Yes, and yes.
It's voluntary, and we allow them to operate as they have (and will). If anything's scary about Twitter or FB's success it's the extent to which people will share their lives with pretty much anybody.
Most things can be described as voluntary to some extent. No one forces you to open a Twitter or Facebook account, but there's an awful lot of professional and social pressure to do so. Meanwhile, you can choose where you live, although sometimes it's rather hard to call it a completely free choice. In the US, we broadly have the expectation that any organization that wields governmental power will refrain from most forms of censorship, but they are often allowed to place restrictions on time and place. For instance, your town is required to permit a public KKK rally, but they aren't required to allow it at a publicly-sanctioned farmers' market or a public library.

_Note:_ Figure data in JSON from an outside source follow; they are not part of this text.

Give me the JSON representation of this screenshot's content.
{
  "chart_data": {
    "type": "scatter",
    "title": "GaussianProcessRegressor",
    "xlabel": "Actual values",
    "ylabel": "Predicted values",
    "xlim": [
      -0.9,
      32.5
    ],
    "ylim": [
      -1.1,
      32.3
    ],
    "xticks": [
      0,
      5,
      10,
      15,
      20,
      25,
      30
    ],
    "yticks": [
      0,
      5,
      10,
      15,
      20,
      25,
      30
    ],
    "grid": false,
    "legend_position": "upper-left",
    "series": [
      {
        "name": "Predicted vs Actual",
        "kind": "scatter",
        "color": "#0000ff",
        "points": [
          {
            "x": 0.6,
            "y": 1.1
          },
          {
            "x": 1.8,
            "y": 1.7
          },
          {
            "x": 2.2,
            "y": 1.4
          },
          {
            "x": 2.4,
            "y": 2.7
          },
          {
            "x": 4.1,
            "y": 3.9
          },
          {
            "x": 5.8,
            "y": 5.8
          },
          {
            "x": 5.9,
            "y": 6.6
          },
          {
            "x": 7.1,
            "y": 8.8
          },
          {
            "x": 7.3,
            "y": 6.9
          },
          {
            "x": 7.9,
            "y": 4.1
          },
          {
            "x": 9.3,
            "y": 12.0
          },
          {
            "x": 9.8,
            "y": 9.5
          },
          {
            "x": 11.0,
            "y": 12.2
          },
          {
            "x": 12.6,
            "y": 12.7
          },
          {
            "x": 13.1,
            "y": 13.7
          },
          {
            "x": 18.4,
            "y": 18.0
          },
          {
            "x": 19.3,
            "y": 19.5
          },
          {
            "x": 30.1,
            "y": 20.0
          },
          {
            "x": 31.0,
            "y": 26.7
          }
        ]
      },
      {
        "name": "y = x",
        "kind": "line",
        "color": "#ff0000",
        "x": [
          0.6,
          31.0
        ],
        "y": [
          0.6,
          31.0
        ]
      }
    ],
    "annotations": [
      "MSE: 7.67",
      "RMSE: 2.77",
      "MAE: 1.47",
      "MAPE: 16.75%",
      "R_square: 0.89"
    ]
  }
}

The FCC's authority to ban certain words and images is similar, based upon the premise that it's reasonable to set up a space that is safe from certain types of content for people who are sensitive to it, as long as they don't completely block those messages. I don't entirely agree with how they do this in practice, because they haven't been required to also make a space for people who don't want that protection in the public airwaves, and also because I don't think banning words that you will encounter spray-painted on the sides of buildings is really very effective, but I think that the approach is broadly reasonable, ignoring some of the particulars.
Correct. I joke occasionally that Twitter (I mean: seriously) and Facebook are where ideas go to die.:chuckle:
The things that really worries me is the subtle way Facebook et al control discussion. What they present as your news-feed, while it may be informed by choices that you make about what to follow, ultimately, they choose what you'll see using an algorithm that is secret, and you are likely mostly unaware of. I don't think most people are able to give informed consent to that level of subtle influence. By tweaking the algorithm one way or another, entire issues get vanished or greatly amplified for millions of people around the world, and none of them fully realize it. It's almost like giving someone control over not only what you read, but what writing you become aware of.
This isn't entirely new. The large media companies have done the same thing to generations of people. But the scale, and the consolidation is fairly new, and it seems to me like it's enabling people to live in curated bubbles their whole lives.
I've spent some time trying to design an alternative, something distributed, perhaps using a set of blockchains like BitCoin, where the software that makes the important decisions is open source and transparent and feeds are discovered via your network of peers without being influenced by a central administrator. I haven't figured out entirely how it would work, but I'd love to have enough time to do it eventually.